Question: "Does the Bible say what is the proper age for marriage?"

Answer: The Bible does not specify any particular age requirement for a person to be married; rather, it speaks in general terms of marriage being for those who are “grown up” (see Ruth 1:12–13). Both the language and culture of the Bible strongly support the idea that puberty, at bare minimum, is a condition that must be met before becoming someone’s spouse. This fits with one of the historical purposes of marriage—conceiving and rearing children. Scriptural evidence indicates that those too young for childbearing are not candidates for marriage, though there is no explicit age given in the Bible.

It is reasonable to look at the practices of ancient Judaism for cultural considerations on the proper age for marriage. According to tradition, boys were not considered “men,” and therefore not marriageable, until the age of 13. Girls were not considered “women” until age 12. These ages more or less correspond to the onset of puberty. While those ages might seem too young to us, they are not unusual ages for getting married, historically. It has only been within the last century or so that the average age of getting married has drifted into the late twenties and early thirties.

It’s also important to recall that maturity—often used as a benchmark for allowing sexuality and marriage—is highly cultural. In modern Western countries, people are not generally expected to be self-sufficient until they are nearly in their twenties, or even later. For most of human history, however, people were expected to “grow up” much sooner. The age of getting married was normally young, as everyone was expected to mature socially and emotionally more quickly than today.

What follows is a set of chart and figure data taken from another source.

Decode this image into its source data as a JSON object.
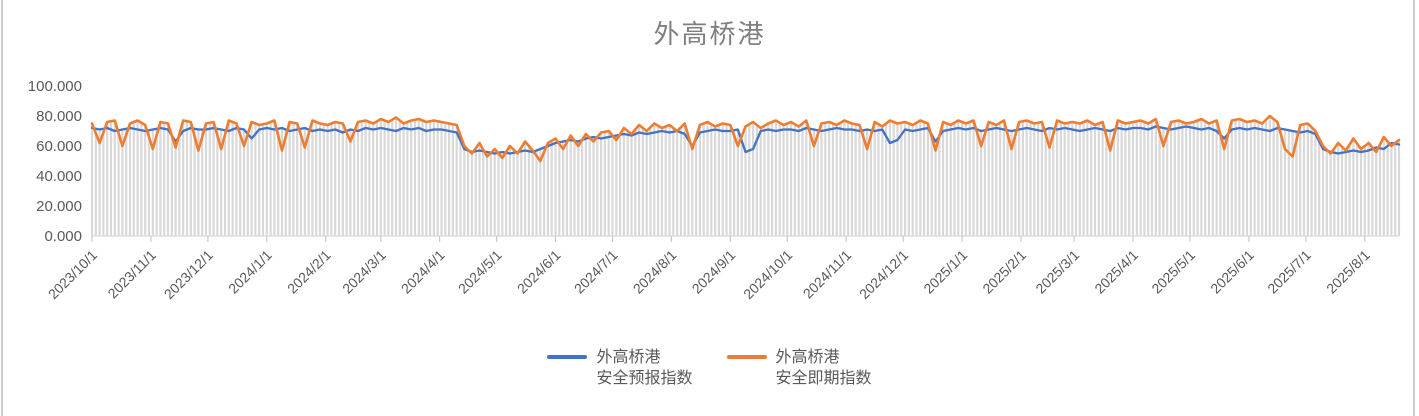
{
  "title": "外高桥港",
  "colors": {
    "series_forecast": "#4472C4",
    "series_spot": "#ED7D31",
    "droplines": "#D9D9D9",
    "axis_line": "#D9D9D9",
    "tick_mark": "#C9C9C9",
    "axis_text": "#595959",
    "title_text": "#7F7F7F"
  },
  "legend": {
    "entries": [
      {
        "line1": "外高桥港",
        "line2": "安全预报指数",
        "color": "#4472C4"
      },
      {
        "line1": "外高桥港",
        "line2": "安全即期指数",
        "color": "#ED7D31"
      }
    ]
  },
  "chart_data": {
    "type": "line",
    "title": "外高桥港",
    "xlabel": "",
    "ylabel": "",
    "legend_position": "bottom",
    "grid": "vertical-droplines",
    "y_axis": {
      "min": 0,
      "max": 100,
      "tick_values": [
        0,
        20,
        40,
        60,
        80,
        100
      ],
      "tick_labels": [
        "0.000",
        "20.000",
        "40.000",
        "60.000",
        "80.000",
        "100.000"
      ]
    },
    "x_axis": {
      "start_date": "2023/10/1",
      "total_days": 688,
      "ticks": [
        {
          "label": "2023/10/1",
          "day": 0
        },
        {
          "label": "2023/11/1",
          "day": 31
        },
        {
          "label": "2023/12/1",
          "day": 61
        },
        {
          "label": "2024/1/1",
          "day": 92
        },
        {
          "label": "2024/2/1",
          "day": 123
        },
        {
          "label": "2024/3/1",
          "day": 152
        },
        {
          "label": "2024/4/1",
          "day": 183
        },
        {
          "label": "2024/5/1",
          "day": 213
        },
        {
          "label": "2024/6/1",
          "day": 244
        },
        {
          "label": "2024/7/1",
          "day": 274
        },
        {
          "label": "2024/8/1",
          "day": 305
        },
        {
          "label": "2024/9/1",
          "day": 336
        },
        {
          "label": "2024/10/1",
          "day": 366
        },
        {
          "label": "2024/11/1",
          "day": 397
        },
        {
          "label": "2024/12/1",
          "day": 427
        },
        {
          "label": "2025/1/1",
          "day": 458
        },
        {
          "label": "2025/2/1",
          "day": 489
        },
        {
          "label": "2025/3/1",
          "day": 517
        },
        {
          "label": "2025/4/1",
          "day": 548
        },
        {
          "label": "2025/5/1",
          "day": 578
        },
        {
          "label": "2025/6/1",
          "day": 609
        },
        {
          "label": "2025/7/1",
          "day": 639
        },
        {
          "label": "2025/8/1",
          "day": 670
        }
      ]
    },
    "sample_step_days": 4,
    "droplines": {
      "interval_days": 2,
      "color": "#D9D9D9"
    },
    "series": [
      {
        "name": "外高桥港安全预报指数",
        "color": "#4472C4",
        "values": [
          72,
          71,
          72,
          70,
          71,
          72,
          71,
          70,
          71,
          72,
          71,
          63,
          70,
          72,
          71,
          71,
          72,
          71,
          70,
          72,
          71,
          65,
          71,
          72,
          71,
          72,
          70,
          71,
          72,
          70,
          71,
          70,
          71,
          69,
          71,
          70,
          72,
          71,
          72,
          71,
          70,
          72,
          71,
          72,
          70,
          71,
          71,
          70,
          69,
          58,
          56,
          57,
          56,
          55,
          56,
          55,
          56,
          57,
          56,
          58,
          60,
          62,
          63,
          64,
          63,
          65,
          66,
          65,
          66,
          67,
          68,
          67,
          69,
          68,
          69,
          70,
          69,
          70,
          68,
          60,
          69,
          70,
          71,
          70,
          70,
          71,
          56,
          58,
          70,
          71,
          70,
          71,
          71,
          70,
          72,
          71,
          70,
          71,
          72,
          71,
          71,
          70,
          71,
          70,
          71,
          62,
          64,
          71,
          70,
          71,
          72,
          63,
          70,
          71,
          72,
          71,
          72,
          70,
          71,
          72,
          71,
          70,
          71,
          72,
          71,
          70,
          72,
          71,
          72,
          71,
          70,
          71,
          72,
          71,
          70,
          72,
          71,
          72,
          72,
          71,
          73,
          72,
          71,
          72,
          73,
          72,
          71,
          72,
          70,
          65,
          71,
          72,
          71,
          72,
          71,
          70,
          72,
          71,
          70,
          69,
          70,
          68,
          58,
          56,
          55,
          56,
          57,
          56,
          57,
          59,
          58,
          62,
          61
        ]
      },
      {
        "name": "外高桥港安全即期指数",
        "color": "#ED7D31",
        "values": [
          75,
          62,
          76,
          77,
          60,
          75,
          77,
          74,
          58,
          76,
          75,
          59,
          77,
          76,
          57,
          75,
          76,
          58,
          77,
          75,
          60,
          76,
          74,
          75,
          77,
          57,
          76,
          75,
          59,
          77,
          75,
          74,
          76,
          75,
          63,
          76,
          77,
          75,
          78,
          76,
          79,
          75,
          77,
          78,
          76,
          77,
          76,
          75,
          74,
          60,
          55,
          62,
          53,
          58,
          52,
          60,
          55,
          63,
          57,
          50,
          62,
          65,
          58,
          67,
          60,
          68,
          63,
          69,
          70,
          64,
          72,
          68,
          74,
          70,
          75,
          72,
          74,
          70,
          75,
          58,
          74,
          76,
          73,
          75,
          74,
          60,
          73,
          76,
          72,
          75,
          77,
          74,
          76,
          73,
          77,
          60,
          75,
          76,
          74,
          77,
          75,
          74,
          58,
          76,
          73,
          77,
          75,
          76,
          74,
          77,
          75,
          57,
          76,
          74,
          77,
          75,
          77,
          60,
          76,
          74,
          77,
          58,
          76,
          77,
          75,
          76,
          59,
          77,
          75,
          76,
          75,
          77,
          74,
          76,
          57,
          77,
          75,
          76,
          77,
          75,
          78,
          60,
          76,
          77,
          75,
          76,
          78,
          75,
          77,
          58,
          77,
          78,
          76,
          77,
          75,
          80,
          76,
          58,
          53,
          74,
          75,
          70,
          60,
          55,
          62,
          57,
          65,
          58,
          62,
          56,
          66,
          60,
          64
        ]
      }
    ]
  }
}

The Hebrew language also supports the idea that puberty is a requirement for a legitimate marriage. Ezekiel 16 contains a metaphor for God’s relationship to Israel. In this passage, God cares for Israel, pictured as an orphaned girl in various stages of development. The Lord first sees her birth, then watches her grow up: “You grew and developed and entered puberty. Your breasts had formed and your hair had grown. . . . Later I passed by, and when I looked at you and saw that you were old enough for love, I spread the corner of my garment over you” (verses 7–8). In this illustration, it’s only after the girl arrives at physical maturity, sometime after (not during) puberty when she is “old enough to love,” that she is ready for marriage. Other translations say the girl “grew tall and came of age” (NET) and “grew up, matured, and became a young woman” (GWT).

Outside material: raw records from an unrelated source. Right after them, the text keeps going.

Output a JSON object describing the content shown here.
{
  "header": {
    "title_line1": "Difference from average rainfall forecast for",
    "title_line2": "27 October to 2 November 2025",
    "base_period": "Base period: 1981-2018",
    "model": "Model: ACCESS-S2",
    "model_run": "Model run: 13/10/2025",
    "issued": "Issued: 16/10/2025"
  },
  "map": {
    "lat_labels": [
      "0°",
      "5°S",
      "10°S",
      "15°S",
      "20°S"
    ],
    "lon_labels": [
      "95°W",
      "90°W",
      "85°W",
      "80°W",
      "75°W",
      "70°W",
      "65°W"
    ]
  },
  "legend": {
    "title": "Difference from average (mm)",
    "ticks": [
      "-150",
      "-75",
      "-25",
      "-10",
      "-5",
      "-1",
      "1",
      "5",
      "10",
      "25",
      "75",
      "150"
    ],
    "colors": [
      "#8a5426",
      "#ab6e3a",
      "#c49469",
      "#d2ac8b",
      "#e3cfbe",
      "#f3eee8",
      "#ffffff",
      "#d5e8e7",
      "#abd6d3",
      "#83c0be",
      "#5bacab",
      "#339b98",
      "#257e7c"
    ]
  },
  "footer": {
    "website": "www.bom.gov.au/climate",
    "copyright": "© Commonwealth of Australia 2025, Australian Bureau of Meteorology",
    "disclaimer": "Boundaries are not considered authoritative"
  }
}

Hebrew, as English, uses different words for younger and older members of either sex. Naˈar refers to young men, while yeled refers to boys age 12 or younger. For females, naˈarah means “a marriageable woman,” while yaldah refers to a girl 11 or younger—too young for marriage. Once again, these words and definitions seem to enforce the idea that the onset of puberty is a requirement for marriage. Before that time, a boy or girl is not of an age to be married.

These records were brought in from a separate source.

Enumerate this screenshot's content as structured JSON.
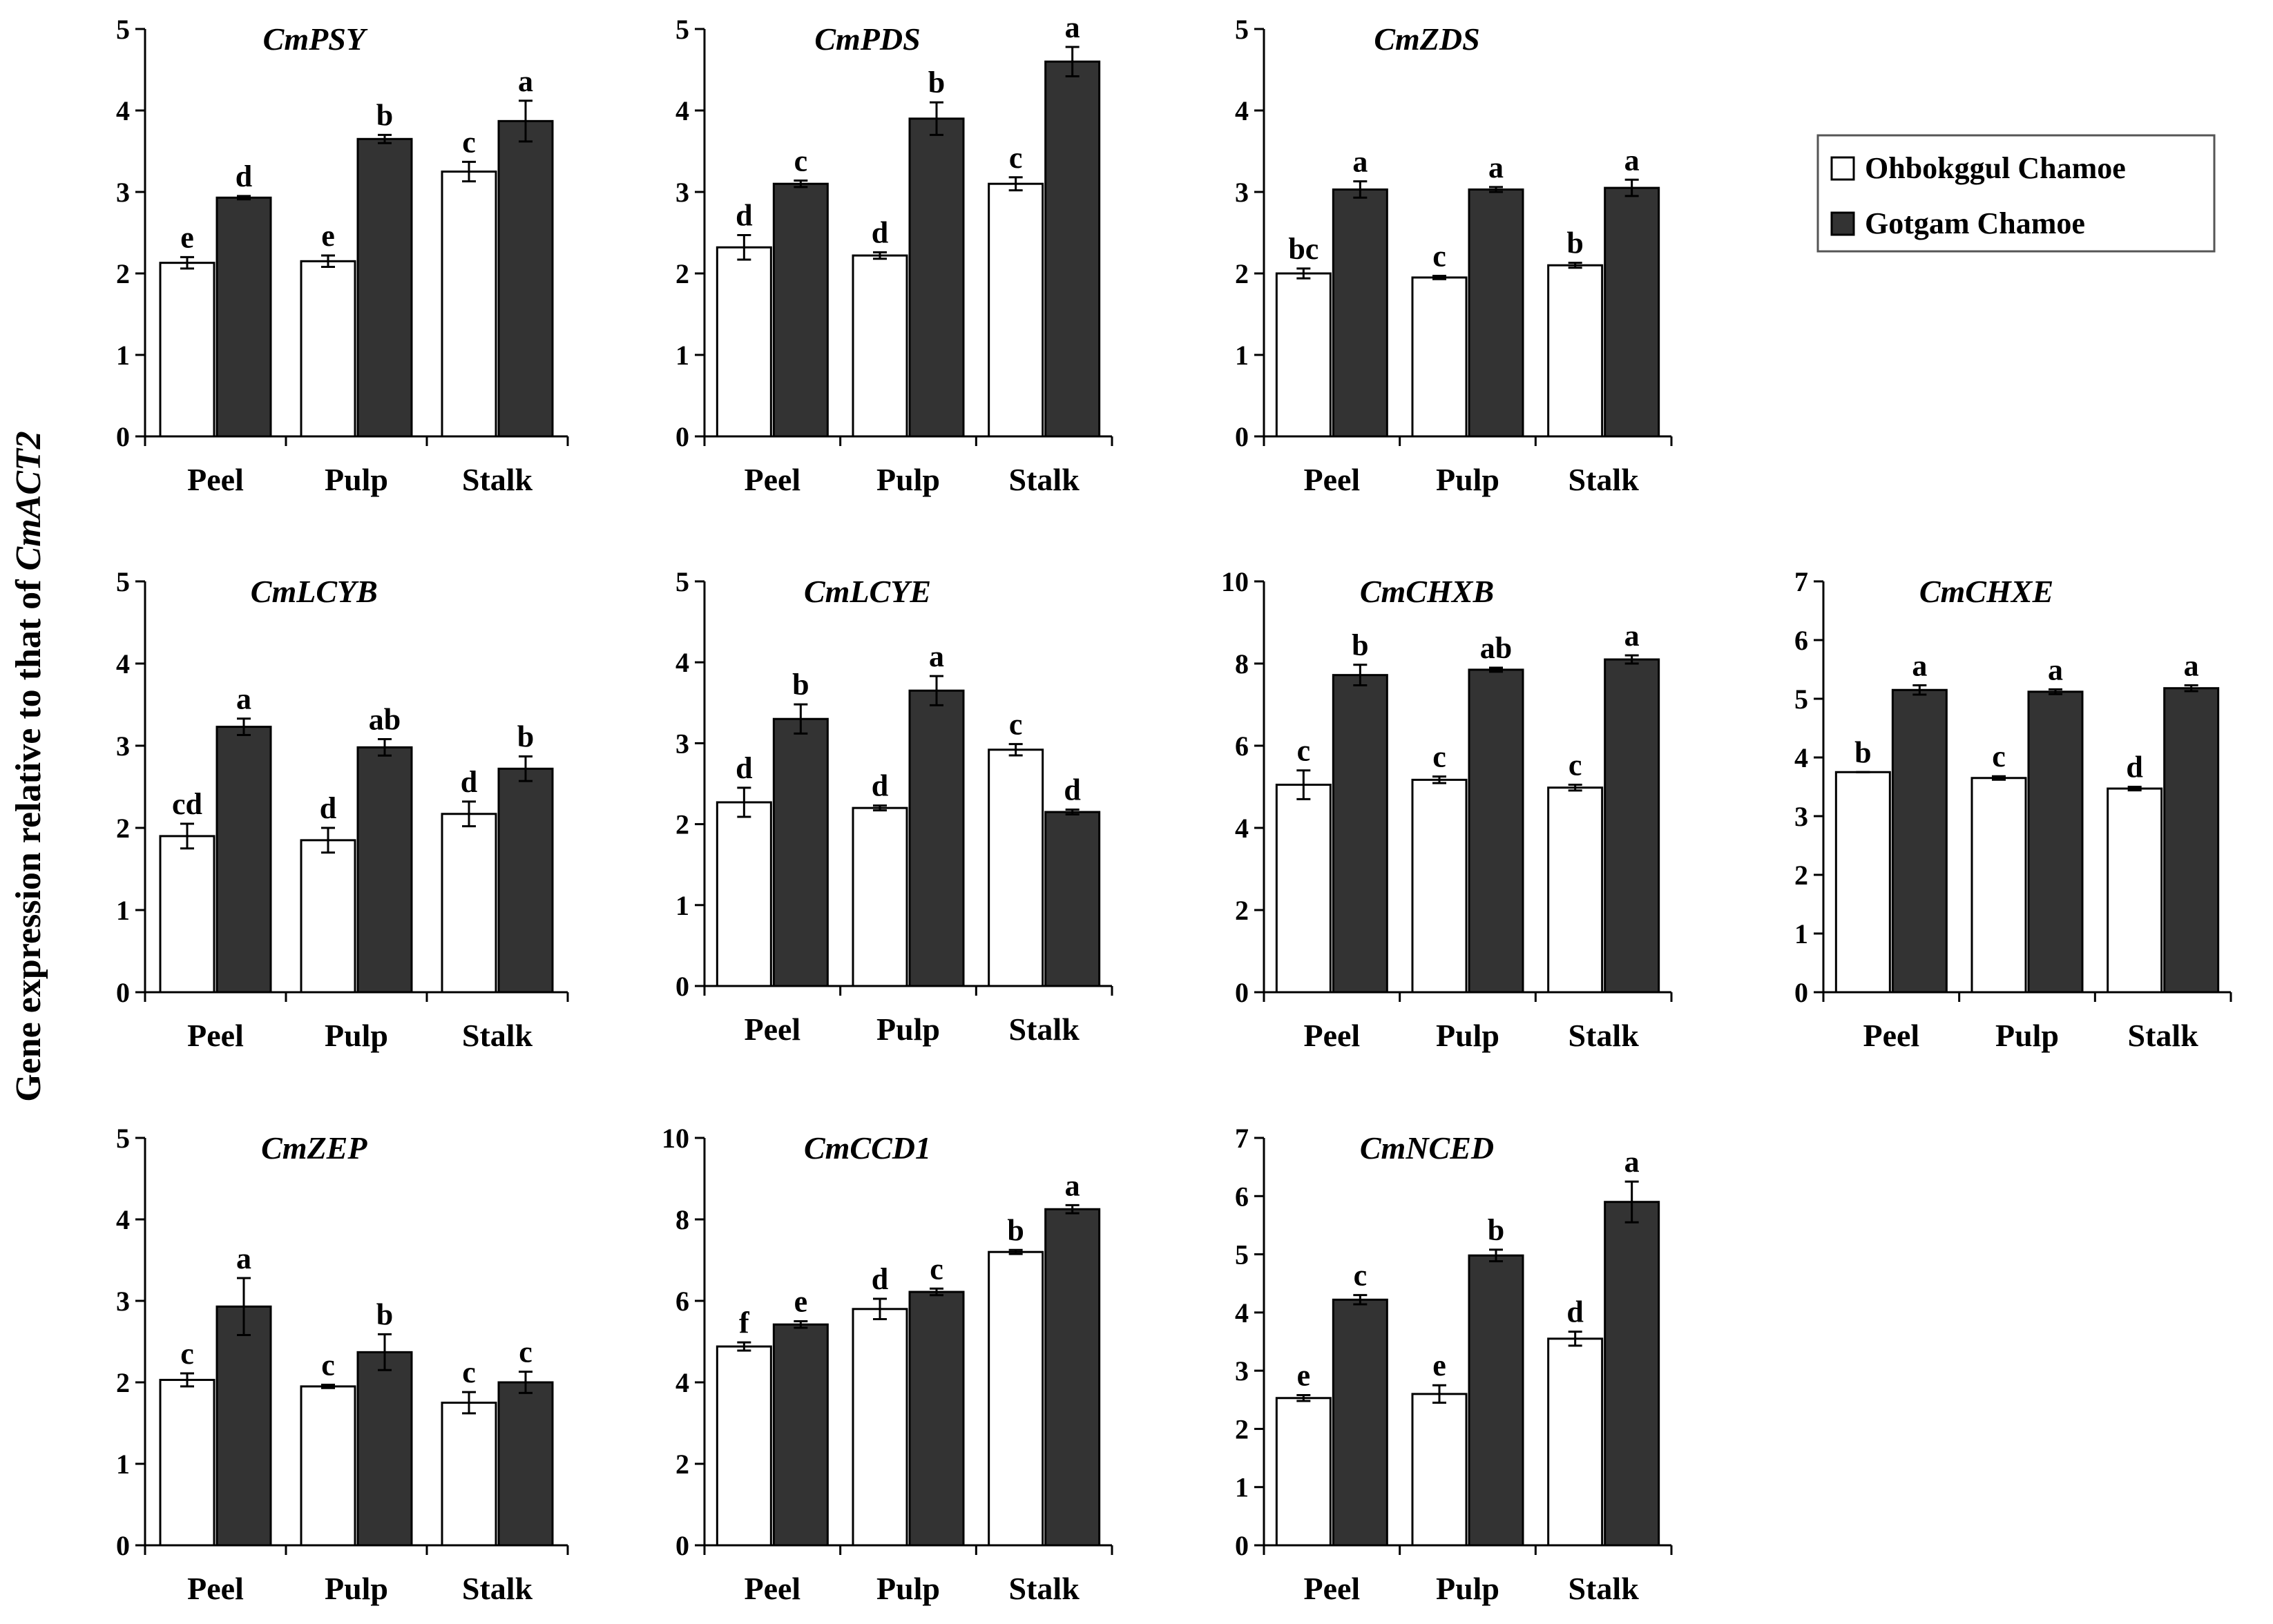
{
  "figure": {
    "ylabel_prefix": "Gene expression relative to that of ",
    "ylabel_gene": "CmACT2",
    "legend": [
      {
        "label": "Ohbokggul Chamoe",
        "color": "#ffffff"
      },
      {
        "label": "Gotgam Chamoe",
        "color": "#333333"
      }
    ]
  },
  "chart_data": [
    {
      "type": "bar",
      "title": "CmPSY",
      "categories": [
        "Peel",
        "Pulp",
        "Stalk"
      ],
      "ylim": [
        0,
        5
      ],
      "yticks": [
        0,
        1,
        2,
        3,
        4,
        5
      ],
      "series": [
        {
          "name": "Ohbokggul Chamoe",
          "values": [
            2.13,
            2.15,
            3.25
          ],
          "errors": [
            0.07,
            0.07,
            0.12
          ],
          "letters": [
            "e",
            "e",
            "c"
          ]
        },
        {
          "name": "Gotgam Chamoe",
          "values": [
            2.93,
            3.65,
            3.87
          ],
          "errors": [
            0.02,
            0.05,
            0.25
          ],
          "letters": [
            "d",
            "b",
            "a"
          ]
        }
      ]
    },
    {
      "type": "bar",
      "title": "CmPDS",
      "categories": [
        "Peel",
        "Pulp",
        "Stalk"
      ],
      "ylim": [
        0,
        5
      ],
      "yticks": [
        0,
        1,
        2,
        3,
        4,
        5
      ],
      "series": [
        {
          "name": "Ohbokggul Chamoe",
          "values": [
            2.32,
            2.22,
            3.1
          ],
          "errors": [
            0.15,
            0.04,
            0.08
          ],
          "letters": [
            "d",
            "d",
            "c"
          ]
        },
        {
          "name": "Gotgam Chamoe",
          "values": [
            3.1,
            3.9,
            4.6
          ],
          "errors": [
            0.04,
            0.2,
            0.18
          ],
          "letters": [
            "c",
            "b",
            "a"
          ]
        }
      ]
    },
    {
      "type": "bar",
      "title": "CmZDS",
      "categories": [
        "Peel",
        "Pulp",
        "Stalk"
      ],
      "ylim": [
        0,
        5
      ],
      "yticks": [
        0,
        1,
        2,
        3,
        4,
        5
      ],
      "series": [
        {
          "name": "Ohbokggul Chamoe",
          "values": [
            2.0,
            1.95,
            2.1
          ],
          "errors": [
            0.06,
            0.02,
            0.03
          ],
          "letters": [
            "bc",
            "c",
            "b"
          ]
        },
        {
          "name": "Gotgam Chamoe",
          "values": [
            3.03,
            3.03,
            3.05
          ],
          "errors": [
            0.1,
            0.03,
            0.1
          ],
          "letters": [
            "a",
            "a",
            "a"
          ]
        }
      ]
    },
    {
      "type": "bar",
      "title": "CmLCYB",
      "categories": [
        "Peel",
        "Pulp",
        "Stalk"
      ],
      "ylim": [
        0,
        5
      ],
      "yticks": [
        0,
        1,
        2,
        3,
        4,
        5
      ],
      "series": [
        {
          "name": "Ohbokggul Chamoe",
          "values": [
            1.9,
            1.85,
            2.17
          ],
          "errors": [
            0.15,
            0.15,
            0.15
          ],
          "letters": [
            "cd",
            "d",
            "d"
          ]
        },
        {
          "name": "Gotgam Chamoe",
          "values": [
            3.23,
            2.98,
            2.72
          ],
          "errors": [
            0.1,
            0.1,
            0.15
          ],
          "letters": [
            "a",
            "ab",
            "b"
          ]
        }
      ]
    },
    {
      "type": "bar",
      "title": "CmLCYE",
      "categories": [
        "Peel",
        "Pulp",
        "Stalk"
      ],
      "ylim": [
        0,
        5
      ],
      "yticks": [
        0,
        1,
        2,
        3,
        4,
        5
      ],
      "series": [
        {
          "name": "Ohbokggul Chamoe",
          "values": [
            2.27,
            2.2,
            2.92
          ],
          "errors": [
            0.18,
            0.03,
            0.07
          ],
          "letters": [
            "d",
            "d",
            "c"
          ]
        },
        {
          "name": "Gotgam Chamoe",
          "values": [
            3.3,
            3.65,
            2.15
          ],
          "errors": [
            0.18,
            0.18,
            0.03
          ],
          "letters": [
            "b",
            "a",
            "d"
          ]
        }
      ]
    },
    {
      "type": "bar",
      "title": "CmCHXB",
      "categories": [
        "Peel",
        "Pulp",
        "Stalk"
      ],
      "ylim": [
        0,
        10
      ],
      "yticks": [
        0,
        2,
        4,
        6,
        8,
        10
      ],
      "series": [
        {
          "name": "Ohbokggul Chamoe",
          "values": [
            5.05,
            5.17,
            4.98
          ],
          "errors": [
            0.35,
            0.08,
            0.07
          ],
          "letters": [
            "c",
            "c",
            "c"
          ]
        },
        {
          "name": "Gotgam Chamoe",
          "values": [
            7.72,
            7.85,
            8.1
          ],
          "errors": [
            0.25,
            0.05,
            0.1
          ],
          "letters": [
            "b",
            "ab",
            "a"
          ]
        }
      ]
    },
    {
      "type": "bar",
      "title": "CmCHXE",
      "categories": [
        "Peel",
        "Pulp",
        "Stalk"
      ],
      "ylim": [
        0,
        7
      ],
      "yticks": [
        0,
        1,
        2,
        3,
        4,
        5,
        6,
        7
      ],
      "series": [
        {
          "name": "Ohbokggul Chamoe",
          "values": [
            3.75,
            3.65,
            3.47
          ],
          "errors": [
            0.0,
            0.03,
            0.03
          ],
          "letters": [
            "b",
            "c",
            "d"
          ]
        },
        {
          "name": "Gotgam Chamoe",
          "values": [
            5.15,
            5.12,
            5.18
          ],
          "errors": [
            0.08,
            0.04,
            0.05
          ],
          "letters": [
            "a",
            "a",
            "a"
          ]
        }
      ]
    },
    {
      "type": "bar",
      "title": "CmZEP",
      "categories": [
        "Peel",
        "Pulp",
        "Stalk"
      ],
      "ylim": [
        0,
        5
      ],
      "yticks": [
        0,
        1,
        2,
        3,
        4,
        5
      ],
      "series": [
        {
          "name": "Ohbokggul Chamoe",
          "values": [
            2.03,
            1.95,
            1.75
          ],
          "errors": [
            0.08,
            0.02,
            0.13
          ],
          "letters": [
            "c",
            "c",
            "c"
          ]
        },
        {
          "name": "Gotgam Chamoe",
          "values": [
            2.93,
            2.37,
            2.0
          ],
          "errors": [
            0.35,
            0.22,
            0.13
          ],
          "letters": [
            "a",
            "b",
            "c"
          ]
        }
      ]
    },
    {
      "type": "bar",
      "title": "CmCCD1",
      "categories": [
        "Peel",
        "Pulp",
        "Stalk"
      ],
      "ylim": [
        0,
        10
      ],
      "yticks": [
        0,
        2,
        4,
        6,
        8,
        10
      ],
      "series": [
        {
          "name": "Ohbokggul Chamoe",
          "values": [
            4.88,
            5.8,
            7.2
          ],
          "errors": [
            0.1,
            0.25,
            0.05
          ],
          "letters": [
            "f",
            "d",
            "b"
          ]
        },
        {
          "name": "Gotgam Chamoe",
          "values": [
            5.42,
            6.22,
            8.25
          ],
          "errors": [
            0.08,
            0.08,
            0.1
          ],
          "letters": [
            "e",
            "c",
            "a"
          ]
        }
      ]
    },
    {
      "type": "bar",
      "title": "CmNCED",
      "categories": [
        "Peel",
        "Pulp",
        "Stalk"
      ],
      "ylim": [
        0,
        7
      ],
      "yticks": [
        0,
        1,
        2,
        3,
        4,
        5,
        6,
        7
      ],
      "series": [
        {
          "name": "Ohbokggul Chamoe",
          "values": [
            2.53,
            2.6,
            3.55
          ],
          "errors": [
            0.05,
            0.15,
            0.12
          ],
          "letters": [
            "e",
            "e",
            "d"
          ]
        },
        {
          "name": "Gotgam Chamoe",
          "values": [
            4.22,
            4.98,
            5.9
          ],
          "errors": [
            0.08,
            0.1,
            0.35
          ],
          "letters": [
            "c",
            "b",
            "a"
          ]
        }
      ]
    }
  ]
}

The New Testament has even less to say about the age of getting married. Still, there are clues in New Testament Greek similar to those in Hebrew. For example, 1 Corinthians 7:36 uses the word hyperakmos in reference to a female. In this case, it’s a young woman who’s engaged to be married. Hyperakmos is translated as “past her youth” (NASB), past “the flower of her age” (KJV), or “past marriageable age” (CSB). The word literally means “ripe,” a common euphemism in many cultures for describing a woman’s capability for bearing children. Paul’s inclusion of the word definitely indicates that the marriageable age was sometime after puberty, when a woman is fully grown. But Scripture nowhere sets a definitive marriageable age: physical maturity is a must, but when a girl reaches maturity can vary. The 12-year-old in Mark 5:41–42 is still a “little girl” and obviously not ready for marriage.

As with many other issues, the proper age for getting married has a cultural component that the Bible does not specifically override. What constitutes a proper marriage age can vary from culture to culture and still fall within the bounds of scripturally proper conduct. The bottom line is that pedophilia and child marriages are unacceptable. A person must be fully grown to be married; he or she must be physically mature enough for sexuality and child-bearing. Beyond that, the Bible does not specify a minimum age for marriage.